Administrators of Hough v. Hunt

| Ohio | Dec 15, 1826

By the Court :

From the evidence in this case, it is manifest that at the timo *465of the contract for the sale of the land in question, the vendor knew that the purchaser was in some degree embarrassed. It is also fully proved that the land was not worth half the price that Hough agreed to pay for it. The circumstances of the case are altogether extraordinary. Hough is hard pressed for the sum of two thousand five hundred dollars. He applies to Hunt for a loan of that sum.
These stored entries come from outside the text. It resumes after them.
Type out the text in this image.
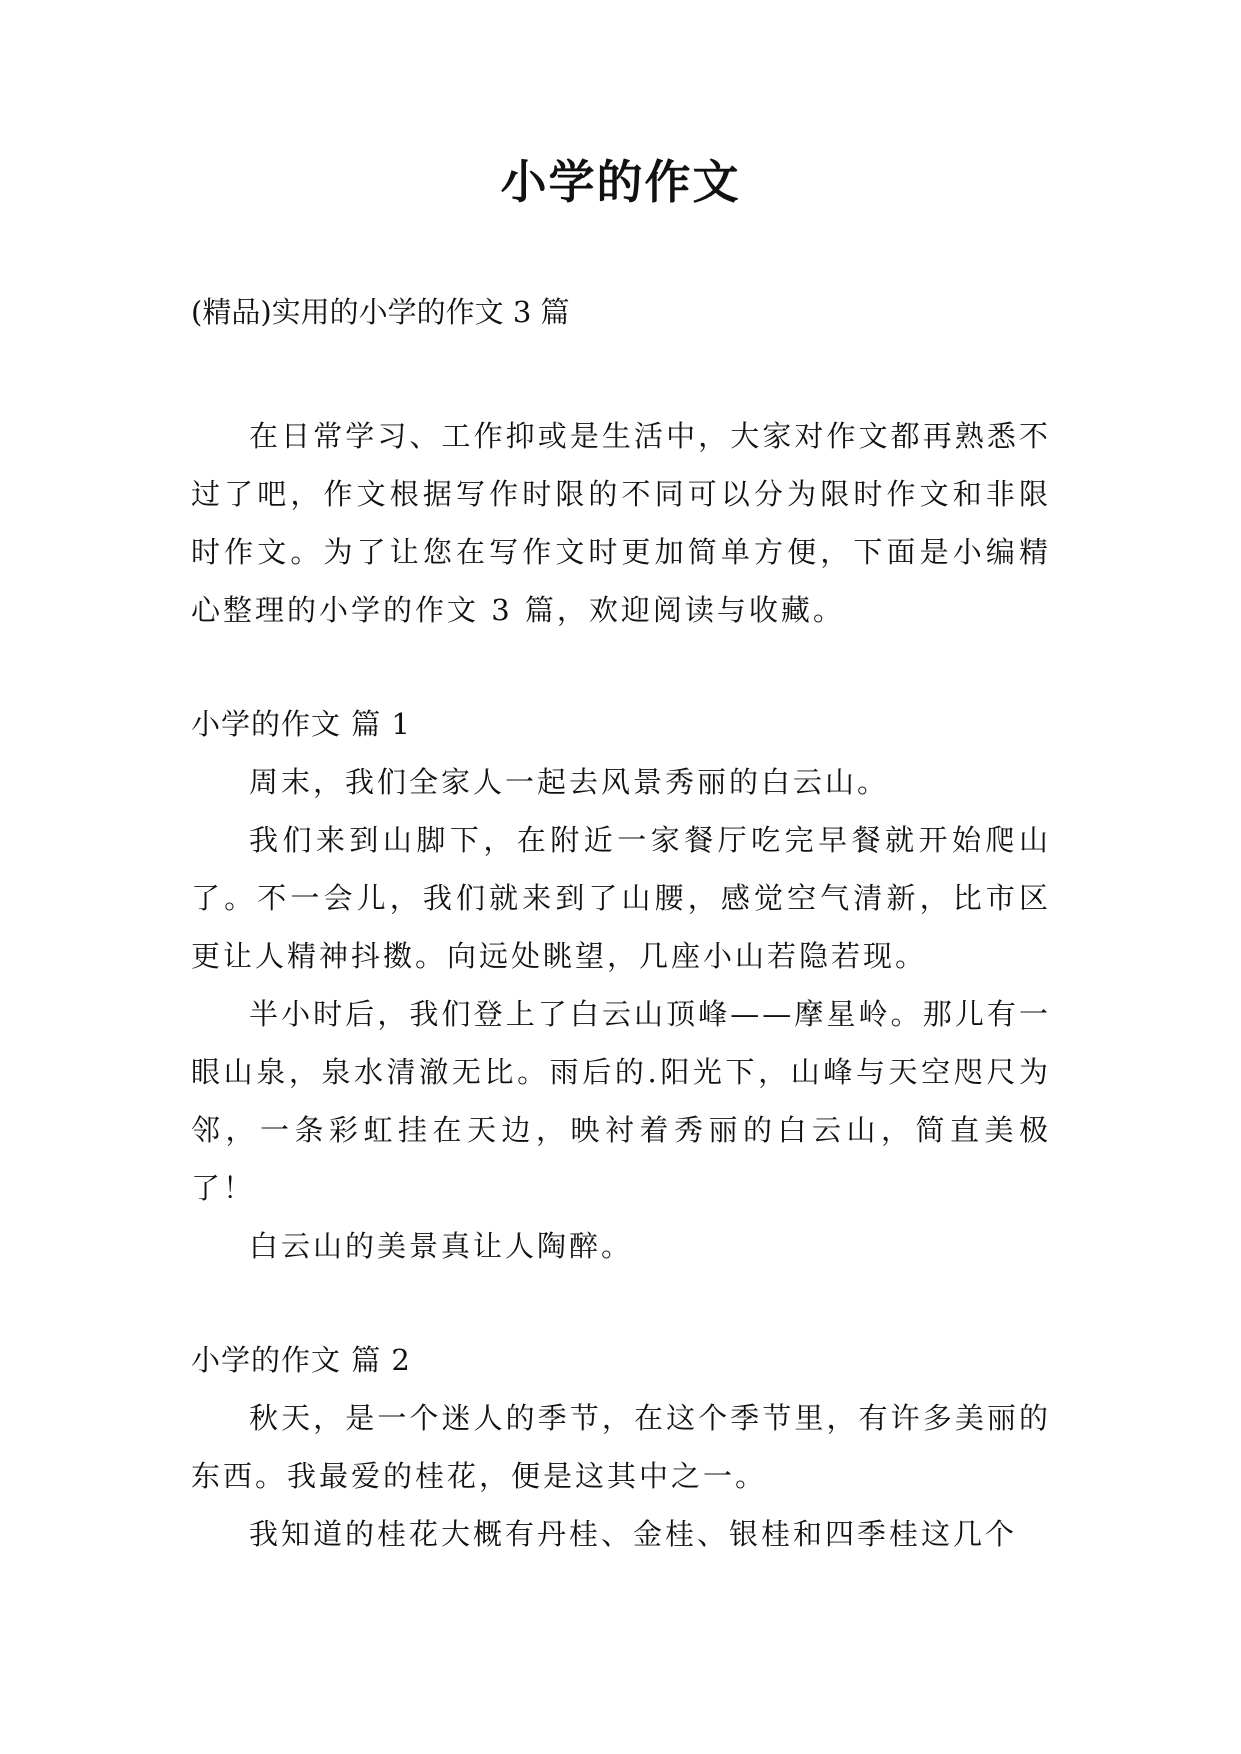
小学的作文

(精品)实用的小学的作文 3 篇

在日常学习、工作抑或是生活中，大家对作文都再熟悉不过了吧，作文根据写作时限的不同可以分为限时作文和非限时作文。为了让您在写作文时更加简单方便，下面是小编精心整理的小学的作文 3 篇，欢迎阅读与收藏。

小学的作文 篇 1

周末，我们全家人一起去风景秀丽的白云山。

我们来到山脚下，在附近一家餐厅吃完早餐就开始爬山了。不一会儿，我们就来到了山腰，感觉空气清新，比市区更让人精神抖擞。向远处眺望，几座小山若隐若现。

半小时后，我们登上了白云山顶峰——摩星岭。那儿有一眼山泉，泉水清澈无比。雨后的.阳光下，山峰与天空咫尺为邻，一条彩虹挂在天边，映衬着秀丽的白云山，简直美极了！

白云山的美景真让人陶醉。

小学的作文 篇 2

秋天，是一个迷人的季节，在这个季节里，有许多美丽的东西。我最爱的桂花，便是这其中之一。

我知道的桂花大概有丹桂、金桂、银桂和四季桂这几个
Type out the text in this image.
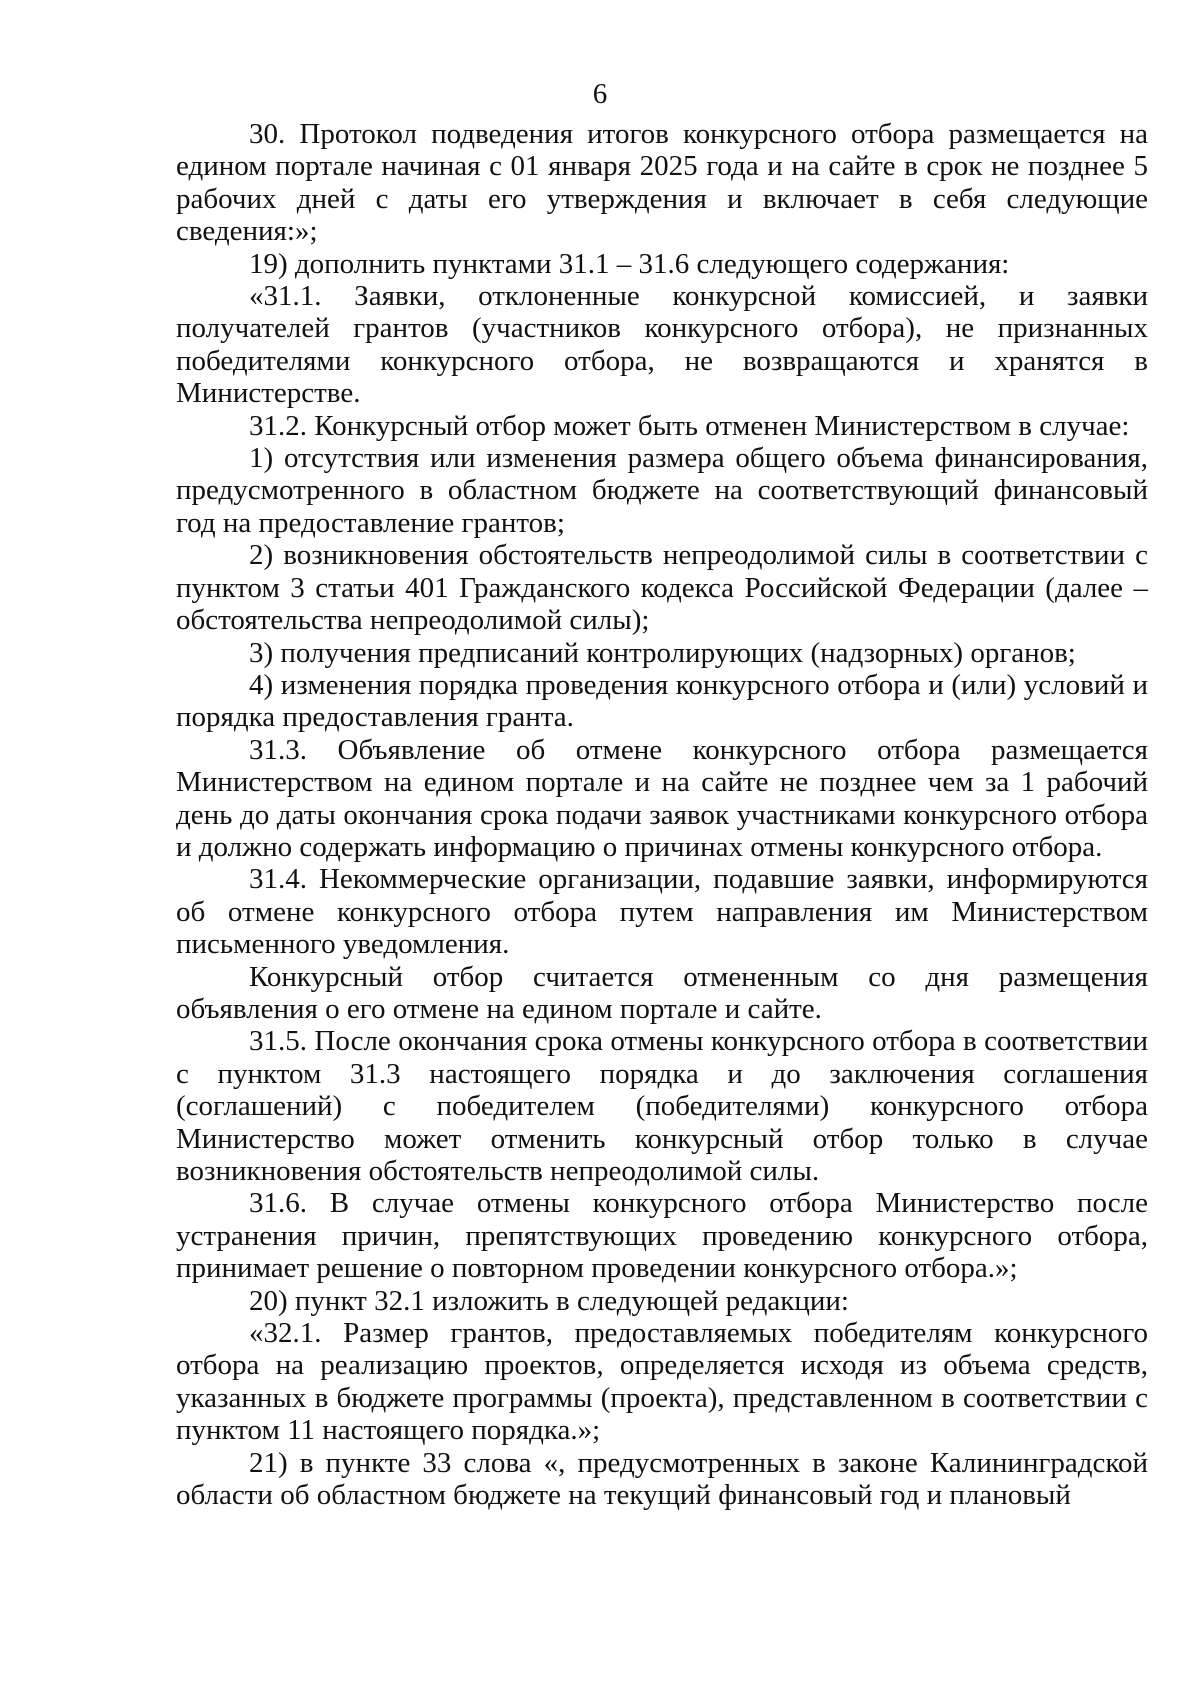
6

30. Протокол подведения итогов конкурсного отбора размещается на едином портале начиная с 01 января 2025 года и на сайте в срок не позднее 5 рабочих дней с даты его утверждения и включает в себя следующие сведения:»;

19) дополнить пунктами 31.1 – 31.6 следующего содержания:

«31.1. Заявки, отклоненные конкурсной комиссией, и заявки получателей грантов (участников конкурсного отбора), не признанных победителями конкурсного отбора, не возвращаются и хранятся в Министерстве.

31.2. Конкурсный отбор может быть отменен Министерством в случае:

1) отсутствия или изменения размера общего объема финансирования, предусмотренного в областном бюджете на соответствующий финансовый год на предоставление грантов;

2) возникновения обстоятельств непреодолимой силы в соответствии с пунктом 3 статьи 401 Гражданского кодекса Российской Федерации (далее – обстоятельства непреодолимой силы);

3) получения предписаний контролирующих (надзорных) органов;

4) изменения порядка проведения конкурсного отбора и (или) условий и порядка предоставления гранта.

31.3. Объявление об отмене конкурсного отбора размещается Министерством на едином портале и на сайте не позднее чем за 1 рабочий день до даты окончания срока подачи заявок участниками конкурсного отбора и должно содержать информацию о причинах отмены конкурсного отбора.

31.4. Некоммерческие организации, подавшие заявки, информируются об отмене конкурсного отбора путем направления им Министерством письменного уведомления.

Конкурсный отбор считается отмененным со дня размещения объявления о его отмене на едином портале и сайте.

31.5. После окончания срока отмены конкурсного отбора в соответствии с пунктом 31.3 настоящего порядка и до заключения соглашения (соглашений) с победителем (победителями) конкурсного отбора Министерство может отменить конкурсный отбор только в случае возникновения обстоятельств непреодолимой силы.

31.6. В случае отмены конкурсного отбора Министерство после устранения причин, препятствующих проведению конкурсного отбора, принимает решение о повторном проведении конкурсного отбора.»;

20) пункт 32.1 изложить в следующей редакции:

«32.1. Размер грантов, предоставляемых победителям конкурсного отбора на реализацию проектов, определяется исходя из объема средств, указанных в бюджете программы (проекта), представленном в соответствии с пунктом 11 настоящего порядка.»;

21) в пункте 33 слова «, предусмотренных в законе Калининградской области об областном бюджете на текущий финансовый год и плановый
He obtains it, and an engagement that the lender will loan him seven thousand five hundred dollars more upon good security. But at the same time the twenty-five hundred is borrowed, and a contract made for a further loan, a contract of sale is made for a tract of land at eleven thousand nine hundred and seventy-five dollars, being more than double its real value. Two thousand three hundred and twenty-five dollars of which, with the money actually loaned, is secured upon other property than that sold.

The mind revolts at the idea that a man so embarrassed would, to obtain the "loan of two thousand six hundred dollars, voluntarily embarrass himself further, by creating a new debt of eleven thousand nine hundred and seventy-five dollars for property not worth half that sum. It is impossible that the vendor, who also made the loan, was not sensible that he was 'taking advantage of the purchaser’s necessity. The imprudence .of the proceeding, on the part of Hough, was so gross that it could justly be attributed to no other cause.

It is not in proof that Hunt knew the extent of Hough’s embarrassments. But he knew that he was in necessity to *some extent; of that necessity he must have been sensible he took advantage, in exacting the contract for the sale of land. The wish to obtain further loans and the agreement to make them, with the subsequent escape from performing that agreement, are strong circumstances in confirmance of the fact that Hunt knew Hough’s situation and acted upon it.

One peculiar hardship of the case is that, upon account of this unconscionable contract, Hunt has fastened a part of the purchase money upon Hough’s other lands, sweeping from previous creditors that which their means had supplied, and retaining to himself the whole consideration which his contract was supposed to advance.

The rule in chancery is well established. When a person is incumbered with debts, and that fact is known to a person with *466whom he contracts, who avails himself of it to exact an unconscionable bargain, equity will relieve upon account of the advantage and hardship. Where the inadequacy of price is so great that the mind revolts at it, the court will lay hold on the slightest circumstances of oppression or advantage to rescind the contract. So, when a person borrowing money to relieve his necessities is induced to purchase property at an exorbitant price, and to an amount greatly beyond the loan obtained, and secure the payment by mortgage on his other lands, the necessity of the purchaser, connected with the exorbitancy of price, are sufficient evidence of unfair advantages to justify the interference of the court. We consider this a case of great exorbitancy of price, where the purchaser was deeply embarrassed, and where the' vendor availed himself of that embarrassment to exact the bargain. We are, therefore, of opinion that the contract of purchase be rescinded, and that the mortgage remain a lien only for the money loaned .and interest.